One lesson from this history is that paradigms should not always be judged based on the formal correctness of their claims. The role of a paradigm is to help us direct our thinking towards high quality ideas, mostly by pruning unnecessary thinking through simplifying assumptions (which are often hidden). Obviously, this risks constraining creativity when the paradigm’s assumptions become inappropriate. However, it can also constraint creativity when the paradigm fails to simplify things, effectively becoming dead weight—for instance, I think this can happen when the Bayesian approach serves as a semantic stop-sign (okay, I want something that can be represented as maximizing some expected utility… but what can’t be?).

To combat the risks of using a paradigm, I suggest imagining that it breaks and working backgrounds to its weakest point—certainly NOT attacking the strength of its theorems. Even the axioms, taken one at a time, may not be the weakest point.

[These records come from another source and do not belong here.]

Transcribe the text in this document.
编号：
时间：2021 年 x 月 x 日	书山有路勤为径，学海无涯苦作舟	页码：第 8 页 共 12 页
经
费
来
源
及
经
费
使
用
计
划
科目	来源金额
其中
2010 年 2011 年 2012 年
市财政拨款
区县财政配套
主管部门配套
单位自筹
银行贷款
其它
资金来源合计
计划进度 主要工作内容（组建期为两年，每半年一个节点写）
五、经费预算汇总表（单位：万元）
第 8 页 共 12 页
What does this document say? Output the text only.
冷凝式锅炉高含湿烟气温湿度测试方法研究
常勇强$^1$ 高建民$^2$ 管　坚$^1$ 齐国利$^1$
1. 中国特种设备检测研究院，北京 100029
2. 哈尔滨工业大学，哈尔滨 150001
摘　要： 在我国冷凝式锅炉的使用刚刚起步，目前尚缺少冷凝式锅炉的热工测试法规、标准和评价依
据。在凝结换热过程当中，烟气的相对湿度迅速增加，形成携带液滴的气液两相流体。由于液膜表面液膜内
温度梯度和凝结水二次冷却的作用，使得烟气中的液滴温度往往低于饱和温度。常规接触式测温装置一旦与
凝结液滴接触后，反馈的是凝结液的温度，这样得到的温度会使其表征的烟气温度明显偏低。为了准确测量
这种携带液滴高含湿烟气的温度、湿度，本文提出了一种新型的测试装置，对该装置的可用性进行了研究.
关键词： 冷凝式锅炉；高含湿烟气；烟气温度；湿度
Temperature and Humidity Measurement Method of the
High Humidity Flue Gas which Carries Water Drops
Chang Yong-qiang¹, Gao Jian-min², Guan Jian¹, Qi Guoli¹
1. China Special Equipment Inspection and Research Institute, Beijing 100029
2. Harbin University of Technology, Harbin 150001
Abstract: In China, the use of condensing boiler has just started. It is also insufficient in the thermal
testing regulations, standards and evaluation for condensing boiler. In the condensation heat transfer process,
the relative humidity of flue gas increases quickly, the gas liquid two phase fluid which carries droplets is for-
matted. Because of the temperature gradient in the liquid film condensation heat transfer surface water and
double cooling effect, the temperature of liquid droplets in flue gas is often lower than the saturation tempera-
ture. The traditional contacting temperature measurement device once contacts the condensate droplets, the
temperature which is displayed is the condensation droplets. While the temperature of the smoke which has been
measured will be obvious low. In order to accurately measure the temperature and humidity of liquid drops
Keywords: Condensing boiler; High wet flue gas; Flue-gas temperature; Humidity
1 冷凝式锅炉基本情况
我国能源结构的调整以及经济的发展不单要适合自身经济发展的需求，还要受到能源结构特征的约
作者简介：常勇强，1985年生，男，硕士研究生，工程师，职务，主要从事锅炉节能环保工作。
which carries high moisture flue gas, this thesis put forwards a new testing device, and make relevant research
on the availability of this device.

I have more faith in the unbridled imagination constructing counterexamples as they might appear in the real world, which at their best should suggest the assumptions at fault, and finally the axioms expressing them.

  1. ^

    He wasn’t exactly a logician, but E. Mark Gold studied language learning in the limit in the 1960s, and I think this is an exception in spirit.

  2. ^

    This may justify the developmental approach to interpretability through singular learning theory. Pretraining may be the last point at which we have a chance to understand the details of what is going on.

  3. ^

    Reader familiar with agent foundations may guess that constructing a rigorous theory of logical uncertainty should explain heuristic reasoning. But I have never seen a theory of logical uncertainty executed to top benchmarks on a practical problem—and though I think this sort of idea is promising and may yield fruit eventually, it is not clear that a formally derived LI algorithm will defeat loosely inspired heuristic methods on the same sort of problems. So I think this only pushes the question one level higher.